- Died: 962
- Noble family: Bivinids (agnatic)
- Spouse: Thiberge de Troyes
- Issue: Richard Hubert Constance
- Father: Louis III the Blind
- Mother: Anna of Constantinople (disputed)

= Charles Constantine of Vienne =

Count of Vienne (died 962)

Charles-Constantine (died 962) was a Count of Vienne. His father, Louis the Blind, was King of Provence and Holy Roman Emperor.

==Life==
When Charles' father Louis died in 929, Hugh of Arles, who was already king of Italy, took over Provence and gave it, in 933, to King Rudolf II of Burgundy. Charles-Constantine, for whatever reason, did not inherit the imperial throne or Provence. This has led many to believe he was, in fact, illegitimate. He was awarded the county of the Viennois in 931, by Rudolph of France.

He was married to Thiberge de Troyes. They had two sons and a daughter:
- Richard
- Hubert

- Constance of Vienne, married to Boson II count of Arles.

==Name and ancestry==
This count appears simply as "Carolus" (Charles) in his own charters.
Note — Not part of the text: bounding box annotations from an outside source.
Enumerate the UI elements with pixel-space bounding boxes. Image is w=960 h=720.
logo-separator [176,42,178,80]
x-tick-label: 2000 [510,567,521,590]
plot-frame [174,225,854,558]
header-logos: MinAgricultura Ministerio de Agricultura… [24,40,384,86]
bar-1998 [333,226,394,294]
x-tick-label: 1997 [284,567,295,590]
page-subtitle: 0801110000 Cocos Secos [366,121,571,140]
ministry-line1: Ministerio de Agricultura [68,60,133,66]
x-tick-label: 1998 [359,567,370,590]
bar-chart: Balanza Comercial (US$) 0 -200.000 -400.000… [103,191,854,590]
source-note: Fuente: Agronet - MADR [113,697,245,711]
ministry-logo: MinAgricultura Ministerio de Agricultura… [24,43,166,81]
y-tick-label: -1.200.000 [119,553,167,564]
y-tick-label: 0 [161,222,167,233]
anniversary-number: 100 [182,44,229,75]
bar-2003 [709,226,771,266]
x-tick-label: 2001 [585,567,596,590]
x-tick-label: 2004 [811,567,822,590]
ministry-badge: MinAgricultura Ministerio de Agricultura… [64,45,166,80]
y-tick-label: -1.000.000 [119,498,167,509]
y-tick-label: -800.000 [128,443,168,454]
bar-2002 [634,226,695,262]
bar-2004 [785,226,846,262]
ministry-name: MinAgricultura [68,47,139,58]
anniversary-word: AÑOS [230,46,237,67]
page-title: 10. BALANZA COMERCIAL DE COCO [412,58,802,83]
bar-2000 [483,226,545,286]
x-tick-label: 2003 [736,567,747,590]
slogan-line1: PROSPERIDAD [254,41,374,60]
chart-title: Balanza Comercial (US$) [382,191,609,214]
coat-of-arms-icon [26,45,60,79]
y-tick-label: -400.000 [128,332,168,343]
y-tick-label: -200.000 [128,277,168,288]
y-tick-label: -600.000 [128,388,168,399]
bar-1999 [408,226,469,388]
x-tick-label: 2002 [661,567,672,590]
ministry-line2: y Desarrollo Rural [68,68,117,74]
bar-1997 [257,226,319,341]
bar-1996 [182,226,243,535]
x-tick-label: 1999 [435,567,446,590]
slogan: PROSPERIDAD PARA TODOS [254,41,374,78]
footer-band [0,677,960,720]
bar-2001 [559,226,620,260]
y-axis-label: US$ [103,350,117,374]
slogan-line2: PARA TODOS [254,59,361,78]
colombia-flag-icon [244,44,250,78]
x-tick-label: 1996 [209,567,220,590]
Flodoard, writing his annals during the count's lifetime, called him Karolo Constantino Ludovici orbi filii (Charles Constantine, son of Louis the Blind), and this added byname also appears in the writings of 10th-century historian Richerus, who used Flodoard as a source. The implications of this byname, Constantine, have been subject to debate. Poole considered it a toponymic name of Flodoard's devising, reference to Arles (sometimes called Constantina urbs), but Previté-Orton sees in it a reference to his parentage. A surviving letter by Patriarch Nicholas I Mystikos testifies that Emperor Leo VI the Wise of Byzantium, father of Constantine VII, had betrothed his daughter to a Frank prince, a cousin of Bertha (of Tuscany), to whom came later a great misfortune. That unfortunate prince could only be Louis III, whose mother Ermengard of Italy was a first cousin of Bertha, and who was blinded on 21 July 905, while the prospective bride would have been Emperor Leo's only surviving daughter at that time, Anna of Constantinople, born to his second wife Zoe Zaoutzaina. Charles Constantine would thus have been given names reflecting his paternal and maternal imperial heritage. However, it is still questioned whether the planned marriage ever took place, and there are chronological difficulties (not insurmountable in the opinion of Previté-Orton) in making Anna the mother of Charles Constantine. Richerus suggested that the ancestry of Charles Constantine was tainted by illegitimacy back to five generations, although the meaning of this is disputed. Most of the scholars accept that Charles Constantine was Anna's son.

==Sources==
- Dictionnaire de Biographie Française. Roman d'Amat and R. Limousin-Lamothe (ed). Paris, 1967.